Vanhoef documents his “discovery” in Key Reinstallation Attacks: Forcing Nonce Reuse in WPA2, a research paper he wrote for presentation at the ACM Conference on Computer and Communications Security (CCS 2017) being held in Dallas, Texas October 30th through November 4th, and also via his website KrackAttacks.com. It’s worth noting, however, that KRACK exposes a defect in the WPA2 standard itself, and has therefore existed since 2004. That means it is possible that other parties may have discovered the defect earlier, but never disclosed it in order to exploit it. This slide from a 2010 PowerPoint presentation suggests that the NSA may have been wise to KRACK years ago, but not surprisingly they deny that.

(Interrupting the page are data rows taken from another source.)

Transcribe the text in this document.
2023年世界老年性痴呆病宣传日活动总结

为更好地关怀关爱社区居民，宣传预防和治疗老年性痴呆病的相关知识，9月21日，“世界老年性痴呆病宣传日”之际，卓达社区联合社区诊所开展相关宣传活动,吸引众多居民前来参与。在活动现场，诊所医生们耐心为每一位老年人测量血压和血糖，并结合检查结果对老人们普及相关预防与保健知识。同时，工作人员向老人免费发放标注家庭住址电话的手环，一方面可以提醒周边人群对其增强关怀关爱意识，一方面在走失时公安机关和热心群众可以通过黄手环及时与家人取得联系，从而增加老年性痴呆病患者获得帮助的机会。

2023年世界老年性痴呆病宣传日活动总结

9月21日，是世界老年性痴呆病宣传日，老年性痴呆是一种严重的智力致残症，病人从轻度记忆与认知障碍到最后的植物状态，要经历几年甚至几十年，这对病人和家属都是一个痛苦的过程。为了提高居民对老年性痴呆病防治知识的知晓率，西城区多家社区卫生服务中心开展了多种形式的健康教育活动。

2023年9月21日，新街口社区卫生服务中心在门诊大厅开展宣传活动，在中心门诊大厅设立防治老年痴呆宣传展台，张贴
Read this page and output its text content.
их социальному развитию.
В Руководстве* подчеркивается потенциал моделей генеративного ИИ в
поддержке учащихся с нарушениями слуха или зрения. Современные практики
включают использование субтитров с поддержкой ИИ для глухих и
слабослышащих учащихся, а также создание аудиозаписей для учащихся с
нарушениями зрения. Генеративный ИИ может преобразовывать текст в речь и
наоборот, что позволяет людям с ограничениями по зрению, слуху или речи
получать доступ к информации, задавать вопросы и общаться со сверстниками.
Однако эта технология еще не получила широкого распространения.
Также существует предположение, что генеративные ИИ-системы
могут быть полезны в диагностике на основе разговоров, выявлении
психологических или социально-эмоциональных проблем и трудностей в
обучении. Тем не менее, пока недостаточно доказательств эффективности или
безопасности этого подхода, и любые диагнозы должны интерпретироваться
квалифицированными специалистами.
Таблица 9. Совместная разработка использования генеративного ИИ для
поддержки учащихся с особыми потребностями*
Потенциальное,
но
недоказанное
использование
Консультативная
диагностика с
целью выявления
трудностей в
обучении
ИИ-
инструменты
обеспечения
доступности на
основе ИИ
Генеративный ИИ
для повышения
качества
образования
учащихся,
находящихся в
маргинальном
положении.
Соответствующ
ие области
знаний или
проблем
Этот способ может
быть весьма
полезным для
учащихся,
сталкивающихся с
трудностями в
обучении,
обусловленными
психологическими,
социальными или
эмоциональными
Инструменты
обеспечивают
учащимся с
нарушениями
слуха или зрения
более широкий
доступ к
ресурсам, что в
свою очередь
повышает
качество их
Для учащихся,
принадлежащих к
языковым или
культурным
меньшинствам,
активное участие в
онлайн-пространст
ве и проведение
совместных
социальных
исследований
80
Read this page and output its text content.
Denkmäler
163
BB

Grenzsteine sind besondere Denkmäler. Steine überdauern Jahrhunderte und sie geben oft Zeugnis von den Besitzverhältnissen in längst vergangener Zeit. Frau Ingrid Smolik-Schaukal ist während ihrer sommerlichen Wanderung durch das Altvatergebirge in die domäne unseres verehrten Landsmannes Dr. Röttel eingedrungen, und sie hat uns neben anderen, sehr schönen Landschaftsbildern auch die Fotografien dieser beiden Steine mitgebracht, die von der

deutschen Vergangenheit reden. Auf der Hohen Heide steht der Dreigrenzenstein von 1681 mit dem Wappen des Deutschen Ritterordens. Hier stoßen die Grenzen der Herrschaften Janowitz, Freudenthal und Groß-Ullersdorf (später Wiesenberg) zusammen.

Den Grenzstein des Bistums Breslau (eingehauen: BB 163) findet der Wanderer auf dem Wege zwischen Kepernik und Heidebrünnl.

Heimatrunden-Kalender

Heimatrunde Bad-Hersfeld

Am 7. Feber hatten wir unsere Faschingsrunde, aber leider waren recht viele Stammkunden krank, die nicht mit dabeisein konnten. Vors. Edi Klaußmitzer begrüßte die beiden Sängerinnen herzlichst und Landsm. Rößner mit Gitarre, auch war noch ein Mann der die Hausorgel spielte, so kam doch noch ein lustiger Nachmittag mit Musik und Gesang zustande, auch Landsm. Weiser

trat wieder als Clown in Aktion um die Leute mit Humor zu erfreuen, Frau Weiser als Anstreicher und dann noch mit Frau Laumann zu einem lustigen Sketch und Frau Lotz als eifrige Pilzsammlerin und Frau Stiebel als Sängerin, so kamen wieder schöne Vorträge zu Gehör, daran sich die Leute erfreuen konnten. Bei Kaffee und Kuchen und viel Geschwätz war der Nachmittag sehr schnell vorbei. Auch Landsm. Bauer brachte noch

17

Either way, the KRACK in the WPA2 standard impacts every device and application that leverages Wi-Fi wireless networking technology – which means smartphones, tablets, notebooks, other computers, printers and other peripherals, routers and other networking equipment, TVs and entertainment gadgets, “smart” appliances, even automobiles – and all the communications and network traffic that passes between them. Exploiting this vulnerability, hackers might steal confidential information, redirect web page requests, inject computer viruses or other malware, hijack devices, or execute man-in-the-middle (MITM) and other cyberattacks.
A significant portion of WiFi traffic placed at risk by this latest computer security nightmare is web traffic, i.e. information exchanged between websites or apps and their visitors or users. Perhaps that is why Vanhoef used a Match.com session to demonstrate the KRACK in WPA2. In this video he successfully executes a protocol-downgrade MITM attack which exploits the KRACK vulnerability to defeat the website’s SSL/TLS/HTTPS security and gain access to sensitive data.
In this tweet, Microsoft computer security expert Troy Hunt observed that “Match.com was the perfect site to demonstrate the KRACK Attack on – 6 redirects with 5 insecure requests & no HSTS anywhere!” HSTS is short for “HTTP Strict Transport Security“, an HTTPS deployment policy which guards against protocol-downgrade attacks by allowing only secure HTTPS exchanges and denying all unsecure HTTP requests. Like many other sites “secured” by HTTPS, Match.com had not implemented HSTS prior to the embarassment of Vanhoef’s demonstration – but you better believe Match.com has HSTS now!
Have you protected your website and its visitors by deploying HSTS? If your website is a speedy secure responsive web design (SSRWD) by WLWeb.US, then YES you have. Here are some Brewster County examples:
- Big Bend Gazette: Site | Security
- Big Bend Valley VFD: Site | Security
- Chisos Mining Co. Motel: Site | Security
- P.O.A.T.R.I.: Site | Security
- Terlingua Ranch Lodge: Site | Security
Have you deployed HTTPS without HSTS, or are you still using unsecure HTTP transport protocol? If so, then your website and its visitors are especially susceptible to an MITM attack exploiting the WPA2 KRACK vulnerability. Here are some Brewster County examples:
- Alpine Chamber of Commerce: Site | Security
- Brewster County Texas: Site | Security
- Visit Alpine Texas: Site | Security
- Visit Big Bend: Site | Security
- Visit Marathon Texas: Site | Security
The encryption protection provided by HSTS is powerful, but it is not a cure-all for KRACK: You should also apply all KRACK-related hardware upgrades and software updates as quickly as your Wi-Fi technology vendors provide them. And adding HTTPS Everywhere to your web browser is a little thing that can go a long way towards protecting you. The takeaway is this:
KRACK does not affect HTTPS traffic – but HSTS is the only way to guarantee that all your website traffic is HTTPS.